Selection Algorithm - Introselect

Introselect

David Musser's well-known introsort achieves practical performance comparable to quicksort while preserving O(n log n) worst-case behavior by creating a hybrid of quicksort and heapsort. In the same paper, Musser introduced an "introspective selection" algorithm, popularly called introselect, which combines Hoare's algorithm with the worst-case linear algorithm described above to achieve worst-case linear selection with performance similar to Hoare's algorithm. It works by optimistically starting out with Hoare's algorithm and only switching to the worst-time linear algorithm if it recurses too many times without making sufficient progress. Simply limiting the recursion to constant depth is not good enough, since this would make the algorithm switch on all sufficiently large lists. Musser discusses a couple of simple approaches:

  • Keep track of the list of sizes of the subpartitions processed so far. If at any point k recursive calls have been made without halving the list size, for some small positive k, switch to the worst-case linear algorithm.
  • Sum the size of all partitions generated so far.

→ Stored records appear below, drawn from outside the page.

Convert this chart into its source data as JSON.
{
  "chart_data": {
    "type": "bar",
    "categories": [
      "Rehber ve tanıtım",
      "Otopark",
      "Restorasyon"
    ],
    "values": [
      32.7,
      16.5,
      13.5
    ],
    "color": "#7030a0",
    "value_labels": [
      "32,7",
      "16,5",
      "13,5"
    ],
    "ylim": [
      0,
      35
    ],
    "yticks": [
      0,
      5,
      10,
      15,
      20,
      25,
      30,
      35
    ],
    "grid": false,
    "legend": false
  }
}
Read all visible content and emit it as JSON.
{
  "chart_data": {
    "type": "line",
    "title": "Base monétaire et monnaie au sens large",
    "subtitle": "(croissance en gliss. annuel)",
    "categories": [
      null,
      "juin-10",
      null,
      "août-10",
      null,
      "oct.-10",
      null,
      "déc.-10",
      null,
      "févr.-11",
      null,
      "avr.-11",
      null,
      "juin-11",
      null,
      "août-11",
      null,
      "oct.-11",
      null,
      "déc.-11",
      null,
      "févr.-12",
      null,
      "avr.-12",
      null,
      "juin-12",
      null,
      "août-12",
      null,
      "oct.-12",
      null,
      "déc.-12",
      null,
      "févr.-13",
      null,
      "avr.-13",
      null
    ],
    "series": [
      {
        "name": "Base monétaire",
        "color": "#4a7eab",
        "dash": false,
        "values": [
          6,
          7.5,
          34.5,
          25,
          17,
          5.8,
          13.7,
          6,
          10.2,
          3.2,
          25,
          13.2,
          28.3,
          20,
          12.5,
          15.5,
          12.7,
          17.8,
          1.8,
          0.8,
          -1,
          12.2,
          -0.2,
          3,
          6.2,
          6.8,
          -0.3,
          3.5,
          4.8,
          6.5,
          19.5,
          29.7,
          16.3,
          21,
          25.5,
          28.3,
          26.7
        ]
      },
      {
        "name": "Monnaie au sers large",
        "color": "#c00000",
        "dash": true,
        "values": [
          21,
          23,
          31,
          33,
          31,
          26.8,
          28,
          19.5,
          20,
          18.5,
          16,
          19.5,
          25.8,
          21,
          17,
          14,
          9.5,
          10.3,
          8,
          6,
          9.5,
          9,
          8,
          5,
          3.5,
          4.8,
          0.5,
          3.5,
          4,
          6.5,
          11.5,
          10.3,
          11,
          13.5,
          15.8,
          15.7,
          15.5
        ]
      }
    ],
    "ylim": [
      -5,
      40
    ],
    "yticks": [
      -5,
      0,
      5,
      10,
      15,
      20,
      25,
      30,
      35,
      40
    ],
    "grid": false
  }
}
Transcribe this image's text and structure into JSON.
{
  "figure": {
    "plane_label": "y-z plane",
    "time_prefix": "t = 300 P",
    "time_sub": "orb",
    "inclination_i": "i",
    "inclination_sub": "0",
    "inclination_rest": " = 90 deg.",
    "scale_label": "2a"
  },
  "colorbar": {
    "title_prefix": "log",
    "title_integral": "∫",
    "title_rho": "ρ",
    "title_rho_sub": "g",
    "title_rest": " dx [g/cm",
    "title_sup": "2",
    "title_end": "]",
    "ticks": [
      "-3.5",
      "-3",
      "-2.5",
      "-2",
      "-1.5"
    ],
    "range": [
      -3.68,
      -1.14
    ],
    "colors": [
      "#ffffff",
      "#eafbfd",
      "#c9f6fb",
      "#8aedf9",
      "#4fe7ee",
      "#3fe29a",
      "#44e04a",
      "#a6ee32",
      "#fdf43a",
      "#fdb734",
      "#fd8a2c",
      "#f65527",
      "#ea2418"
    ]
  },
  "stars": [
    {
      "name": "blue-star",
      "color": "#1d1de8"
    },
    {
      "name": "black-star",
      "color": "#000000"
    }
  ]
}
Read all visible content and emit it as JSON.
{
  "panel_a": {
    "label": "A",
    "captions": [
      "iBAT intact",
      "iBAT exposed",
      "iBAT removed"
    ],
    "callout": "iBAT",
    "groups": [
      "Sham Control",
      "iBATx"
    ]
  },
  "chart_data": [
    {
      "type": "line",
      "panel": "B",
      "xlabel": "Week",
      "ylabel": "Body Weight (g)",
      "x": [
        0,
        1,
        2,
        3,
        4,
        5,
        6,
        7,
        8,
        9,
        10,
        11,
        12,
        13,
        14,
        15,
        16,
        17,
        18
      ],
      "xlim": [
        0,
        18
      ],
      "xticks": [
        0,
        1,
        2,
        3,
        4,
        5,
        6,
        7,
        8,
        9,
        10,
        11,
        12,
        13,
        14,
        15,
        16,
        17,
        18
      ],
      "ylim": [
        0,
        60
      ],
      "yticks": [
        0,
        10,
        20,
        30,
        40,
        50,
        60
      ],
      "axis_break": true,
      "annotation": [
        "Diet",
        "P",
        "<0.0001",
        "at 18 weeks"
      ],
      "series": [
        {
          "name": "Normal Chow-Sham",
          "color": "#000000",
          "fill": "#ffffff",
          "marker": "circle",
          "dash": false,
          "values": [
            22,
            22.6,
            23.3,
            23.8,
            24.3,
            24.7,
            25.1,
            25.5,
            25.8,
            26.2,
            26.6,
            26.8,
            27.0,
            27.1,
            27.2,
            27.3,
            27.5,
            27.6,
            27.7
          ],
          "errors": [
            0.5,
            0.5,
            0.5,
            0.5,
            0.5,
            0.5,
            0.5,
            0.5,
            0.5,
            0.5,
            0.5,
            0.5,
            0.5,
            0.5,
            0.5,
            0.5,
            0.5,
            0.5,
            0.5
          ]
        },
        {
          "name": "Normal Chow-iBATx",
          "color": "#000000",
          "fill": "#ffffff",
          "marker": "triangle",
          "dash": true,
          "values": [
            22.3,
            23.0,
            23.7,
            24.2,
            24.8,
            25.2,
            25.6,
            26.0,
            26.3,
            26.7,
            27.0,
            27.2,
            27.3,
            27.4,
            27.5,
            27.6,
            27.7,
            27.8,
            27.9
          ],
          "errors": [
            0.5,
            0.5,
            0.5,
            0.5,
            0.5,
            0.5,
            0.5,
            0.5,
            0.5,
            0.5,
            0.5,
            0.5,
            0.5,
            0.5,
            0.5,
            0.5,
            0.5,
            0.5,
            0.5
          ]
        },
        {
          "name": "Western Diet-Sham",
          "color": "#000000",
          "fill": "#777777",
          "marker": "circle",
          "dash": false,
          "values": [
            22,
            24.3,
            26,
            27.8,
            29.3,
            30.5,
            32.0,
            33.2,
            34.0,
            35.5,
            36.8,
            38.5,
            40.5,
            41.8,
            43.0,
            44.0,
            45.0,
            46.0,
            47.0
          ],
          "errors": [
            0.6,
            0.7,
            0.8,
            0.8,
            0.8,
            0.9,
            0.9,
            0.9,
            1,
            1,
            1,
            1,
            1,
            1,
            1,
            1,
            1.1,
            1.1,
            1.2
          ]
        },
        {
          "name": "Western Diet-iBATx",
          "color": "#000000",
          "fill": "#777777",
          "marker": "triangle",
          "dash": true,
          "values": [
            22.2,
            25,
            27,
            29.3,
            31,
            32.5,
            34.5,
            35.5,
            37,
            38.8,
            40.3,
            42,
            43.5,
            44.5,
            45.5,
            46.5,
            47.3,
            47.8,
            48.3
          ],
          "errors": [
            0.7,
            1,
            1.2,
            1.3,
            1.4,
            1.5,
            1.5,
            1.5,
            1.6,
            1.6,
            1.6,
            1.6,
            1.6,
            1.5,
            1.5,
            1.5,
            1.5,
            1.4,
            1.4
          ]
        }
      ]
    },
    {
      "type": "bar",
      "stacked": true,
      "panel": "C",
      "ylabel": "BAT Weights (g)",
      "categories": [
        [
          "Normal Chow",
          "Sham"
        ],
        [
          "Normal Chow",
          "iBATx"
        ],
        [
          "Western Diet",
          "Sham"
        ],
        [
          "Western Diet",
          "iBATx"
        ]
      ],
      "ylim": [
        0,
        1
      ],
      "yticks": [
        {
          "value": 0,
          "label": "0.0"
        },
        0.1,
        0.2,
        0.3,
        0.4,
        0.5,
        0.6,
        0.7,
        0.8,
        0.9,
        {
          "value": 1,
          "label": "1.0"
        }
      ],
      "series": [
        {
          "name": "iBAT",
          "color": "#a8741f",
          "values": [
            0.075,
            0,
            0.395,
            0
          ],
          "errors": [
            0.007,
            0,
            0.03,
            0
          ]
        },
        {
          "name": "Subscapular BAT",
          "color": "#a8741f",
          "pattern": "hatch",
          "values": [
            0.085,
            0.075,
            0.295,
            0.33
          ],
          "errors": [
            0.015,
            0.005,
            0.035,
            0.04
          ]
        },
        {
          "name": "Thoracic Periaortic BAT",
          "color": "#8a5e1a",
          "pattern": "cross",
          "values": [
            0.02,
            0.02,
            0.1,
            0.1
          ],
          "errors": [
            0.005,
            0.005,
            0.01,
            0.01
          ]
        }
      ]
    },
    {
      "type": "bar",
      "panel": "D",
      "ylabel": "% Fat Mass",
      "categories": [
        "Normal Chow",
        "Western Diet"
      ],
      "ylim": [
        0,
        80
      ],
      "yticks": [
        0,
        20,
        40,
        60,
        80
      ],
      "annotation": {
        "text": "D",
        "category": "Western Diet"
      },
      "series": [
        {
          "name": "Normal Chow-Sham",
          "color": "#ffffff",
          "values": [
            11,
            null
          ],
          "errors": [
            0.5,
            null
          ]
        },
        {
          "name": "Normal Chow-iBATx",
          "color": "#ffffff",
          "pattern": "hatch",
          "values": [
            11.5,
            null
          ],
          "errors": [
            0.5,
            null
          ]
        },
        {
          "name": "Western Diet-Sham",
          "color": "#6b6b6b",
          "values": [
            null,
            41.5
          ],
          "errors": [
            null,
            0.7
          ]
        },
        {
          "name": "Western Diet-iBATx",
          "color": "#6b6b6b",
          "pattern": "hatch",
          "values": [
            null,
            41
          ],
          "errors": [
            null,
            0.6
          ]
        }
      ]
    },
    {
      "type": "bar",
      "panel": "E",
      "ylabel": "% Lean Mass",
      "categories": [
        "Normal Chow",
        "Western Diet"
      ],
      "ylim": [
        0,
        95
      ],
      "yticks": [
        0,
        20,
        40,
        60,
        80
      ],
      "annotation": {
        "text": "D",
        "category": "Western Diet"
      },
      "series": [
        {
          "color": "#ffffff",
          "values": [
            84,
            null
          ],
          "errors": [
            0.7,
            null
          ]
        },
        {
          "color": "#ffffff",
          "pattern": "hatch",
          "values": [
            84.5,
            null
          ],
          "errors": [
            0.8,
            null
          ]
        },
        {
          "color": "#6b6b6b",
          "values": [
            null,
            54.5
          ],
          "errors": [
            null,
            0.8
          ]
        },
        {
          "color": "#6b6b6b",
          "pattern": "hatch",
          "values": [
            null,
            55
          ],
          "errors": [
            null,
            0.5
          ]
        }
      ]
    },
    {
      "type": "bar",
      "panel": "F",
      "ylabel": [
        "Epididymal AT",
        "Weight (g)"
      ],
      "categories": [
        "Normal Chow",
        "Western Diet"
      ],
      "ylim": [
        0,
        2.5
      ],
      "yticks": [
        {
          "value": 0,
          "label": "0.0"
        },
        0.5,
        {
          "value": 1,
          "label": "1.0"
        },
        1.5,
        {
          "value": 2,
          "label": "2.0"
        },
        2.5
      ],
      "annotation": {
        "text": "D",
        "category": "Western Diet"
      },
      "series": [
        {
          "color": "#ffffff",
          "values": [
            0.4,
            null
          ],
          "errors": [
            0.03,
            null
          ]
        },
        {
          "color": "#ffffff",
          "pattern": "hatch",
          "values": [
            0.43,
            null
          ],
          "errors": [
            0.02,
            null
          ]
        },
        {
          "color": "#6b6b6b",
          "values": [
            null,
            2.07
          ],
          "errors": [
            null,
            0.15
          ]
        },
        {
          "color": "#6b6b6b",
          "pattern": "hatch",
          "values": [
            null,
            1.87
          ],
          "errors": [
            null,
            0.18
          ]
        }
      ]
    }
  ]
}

If this exceeds the list size times some small positive constant k, switch to the worst-case linear algorithm. This sum is easy to track in a single scalar variable.

Both approaches limit the recursion depth to k ⌈log n⌉ = O(log n) and the total running time to O(n). The paper suggested that more research on introselect was forthcoming, but the author retired in 2007 without having published any such further research.